Weekly Activities. Book of the week - The Wild Woods
Book of the week: The Wild Woods by Simon James.
Synopsis: A heartwarming tale with an important ecological message about respecting an animal's natural habitat.
Grandad and Jess are walking together in the woods when they see a squirrel pass by. Jess wants to take it home with her as a pet, but Grandad says that you can't tame a squirrel. As Jess follows the creature deeper into the woods, she discovers more natural wonders and comes to understand that her grandad is right - the squirrel's proper home is the wild woods.
Main Activity: This weeks main activity was centered around the changing of seasons, going from winter into spring and looking for signs of natural change e.g. buds starting to emerge and trees starting to blossom. We did a spring scavenger hunt, focusing on the letter "S". We hid various objects beginning with the letter "S" around the site and challenged the children to try and find them. We then talked about the phonic sound for the letter "S" and how certain words related. The children decided to draw and paint some of their "S" word items such as a stream, a toy snake and a stick.
Litter Picking. Relating back to our book of the week, we went litter picking around the church grounds and talked about the importance of respecting an animal's habitat
Building a Greenhouse.

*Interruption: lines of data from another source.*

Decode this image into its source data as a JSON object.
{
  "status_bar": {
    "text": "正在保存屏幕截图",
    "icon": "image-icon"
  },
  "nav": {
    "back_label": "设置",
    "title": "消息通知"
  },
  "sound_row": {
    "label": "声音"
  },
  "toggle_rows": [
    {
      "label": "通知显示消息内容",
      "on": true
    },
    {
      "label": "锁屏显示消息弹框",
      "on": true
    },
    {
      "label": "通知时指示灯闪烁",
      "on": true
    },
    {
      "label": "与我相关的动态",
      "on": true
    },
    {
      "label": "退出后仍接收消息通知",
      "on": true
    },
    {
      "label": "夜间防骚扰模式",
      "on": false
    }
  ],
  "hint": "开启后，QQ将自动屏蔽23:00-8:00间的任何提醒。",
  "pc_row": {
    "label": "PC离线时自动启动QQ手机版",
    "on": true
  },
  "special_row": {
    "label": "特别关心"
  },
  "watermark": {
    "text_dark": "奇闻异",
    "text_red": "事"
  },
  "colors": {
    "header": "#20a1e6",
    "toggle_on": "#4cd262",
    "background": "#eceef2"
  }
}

Now that the weather is starting to warm up, we thought it would be the ideal time to try and grow some flowers and vegetables so that meant building our own greenhouse
Superhero Lolly Sticks. Make a caped superhero using lolly sticks, pieces of cut fabric, beads and shells
Homemade Dough. We all made a dough mixture together and then the children put their creative hats on and let loose with their imagination and ideas!
Create a cairn
Cairns are man-made towers of natural stones, usually built as a landmark or a memorial, and making them is a great activity for children. All they need to do is gather a range of flat rocks and pebbles in different sizes, and then stack them in order, with the largest at the bottom and the smallest at the top.
Can your child make changes to the structure of their cairn, such as using a foundation of lots of smaller stones, and see if it still stands?
This activity improves gross and fine motor skills, hand-eye coordination and concentration as they experiment with finding the stones’ balancing points to see how tall they can make their cairn.
Please upload pictures of your finished cairns to Tapestry.